BALTIMORE — One sunny morning, several men and one woman wearing hard hats pick apart the insides of an old vacant rowhouse.

Dust dances around what was once a living room. A rotting stairway looks as if it could collapse. The workers walk back and forth quickly, stomping their boots. It’s mostly the wood they are after. It will be resold to builders and do-it-yourselfers.

It’s all part of “deconstruction,” a method of taking down buildings that is growing in popularity across the country. Deconstruction is an alternative to demolition: Derelict buildings get torn down piece-by-piece, then those pieces are sold.

Advocates hail deconstruction as a win-win that is more economical and environmentally friendly than demolition. They say it creates needed jobs and can help depressed cities turn things around.

“The systematic deconstruction and dismantling of buildings has a profound role in transforming communities,” said Anne Nicklin, executive director of the Building Materials Reuse Association, based in Chicago.

Deconstruction seems to be on the rise, Nicklin said, citing programs not only in Baltimore, but also in Chicago, Detroit, Portland, Buffalo, Cleveland and other places. 

“All of those deconstruction and job growth programs have significantly increased over the last five years,” she said. 

In some cases, as in Baltimore, many employees were desperate for the work – former inmates or former addicts trying to change their lives. In other cities, profits are donated to community grassroots efforts.

“It’s like weeding a garden,” said Jeff Carroll, vice president of Baltimore’s Details deconstruction firm. “You’re going to give the rest of the houses a chance to thrive.”

The 5-year-old Details is under contract with Baltimore to deconstruct buildings taken over by the city. Details is taking down the structures piece-by-piece, dozens each year, and reselling the parts in a building downtown. The employees say the work gives them confidence.

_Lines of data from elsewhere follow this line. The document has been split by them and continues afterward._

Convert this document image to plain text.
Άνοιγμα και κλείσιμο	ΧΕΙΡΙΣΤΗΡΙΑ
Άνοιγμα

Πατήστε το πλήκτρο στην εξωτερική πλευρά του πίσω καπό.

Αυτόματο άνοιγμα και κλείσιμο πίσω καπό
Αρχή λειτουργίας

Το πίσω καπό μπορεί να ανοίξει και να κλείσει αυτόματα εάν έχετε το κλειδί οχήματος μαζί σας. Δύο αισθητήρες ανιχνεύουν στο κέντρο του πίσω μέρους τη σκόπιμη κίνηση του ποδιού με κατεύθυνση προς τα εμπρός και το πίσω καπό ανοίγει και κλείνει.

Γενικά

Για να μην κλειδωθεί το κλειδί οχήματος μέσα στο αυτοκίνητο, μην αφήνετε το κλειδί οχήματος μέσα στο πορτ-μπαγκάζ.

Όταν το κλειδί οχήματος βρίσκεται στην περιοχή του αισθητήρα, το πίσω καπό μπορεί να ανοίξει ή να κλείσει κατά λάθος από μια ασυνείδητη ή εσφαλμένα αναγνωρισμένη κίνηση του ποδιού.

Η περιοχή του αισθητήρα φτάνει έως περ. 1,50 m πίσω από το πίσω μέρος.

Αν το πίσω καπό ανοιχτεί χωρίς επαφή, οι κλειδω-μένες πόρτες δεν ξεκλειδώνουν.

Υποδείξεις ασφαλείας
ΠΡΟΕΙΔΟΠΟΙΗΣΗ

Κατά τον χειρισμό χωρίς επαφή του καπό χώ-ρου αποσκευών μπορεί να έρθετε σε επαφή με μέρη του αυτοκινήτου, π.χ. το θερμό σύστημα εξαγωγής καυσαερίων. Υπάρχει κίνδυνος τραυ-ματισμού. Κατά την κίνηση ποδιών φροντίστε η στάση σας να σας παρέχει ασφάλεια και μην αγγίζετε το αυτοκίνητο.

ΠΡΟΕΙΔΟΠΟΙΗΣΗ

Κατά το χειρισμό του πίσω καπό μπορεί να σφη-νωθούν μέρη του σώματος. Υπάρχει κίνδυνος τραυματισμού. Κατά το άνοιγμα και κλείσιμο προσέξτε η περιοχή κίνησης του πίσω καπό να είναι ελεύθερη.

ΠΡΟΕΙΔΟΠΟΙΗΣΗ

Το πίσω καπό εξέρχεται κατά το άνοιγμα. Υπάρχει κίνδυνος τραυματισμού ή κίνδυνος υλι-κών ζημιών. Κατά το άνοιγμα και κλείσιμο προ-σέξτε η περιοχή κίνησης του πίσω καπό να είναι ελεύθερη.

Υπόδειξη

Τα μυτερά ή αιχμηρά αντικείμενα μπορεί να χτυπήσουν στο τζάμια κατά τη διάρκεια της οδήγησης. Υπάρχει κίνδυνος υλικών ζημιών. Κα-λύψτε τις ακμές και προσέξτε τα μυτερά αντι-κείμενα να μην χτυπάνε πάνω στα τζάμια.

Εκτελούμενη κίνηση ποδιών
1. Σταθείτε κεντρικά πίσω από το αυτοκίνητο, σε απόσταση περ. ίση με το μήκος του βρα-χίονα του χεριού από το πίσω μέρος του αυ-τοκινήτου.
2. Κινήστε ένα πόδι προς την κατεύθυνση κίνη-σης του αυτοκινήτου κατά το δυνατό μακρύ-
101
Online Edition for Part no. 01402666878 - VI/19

“It gives you a sense of responsibility,” said Details employee David Brown, a former heroin addict who has earned his lead abatement license since joining Details. “It makes you feel like you belong.” 

To be sure, deconstruction is not perfect. Some people note that it can take four times as long as simply demolishing a property. Others point out that the extra employees and time it requires make it more expensive.

Alex Ihnen, founder of the NextSTL blog focused on issues important to St. Louis, wrote, “Simply flattening a home and shipping everything to a landfill can cost about $6,000, while deconstructing it can be twice that amount.”

And sometimes, the concept may not work. When the Museum of Modern Art in New York City announced that its American Folk Art Museum would move to another space amid complaints from the architects, the building’s celebrated facade was moved into storage as a compromise. As of last year, however, that facade remained in storage.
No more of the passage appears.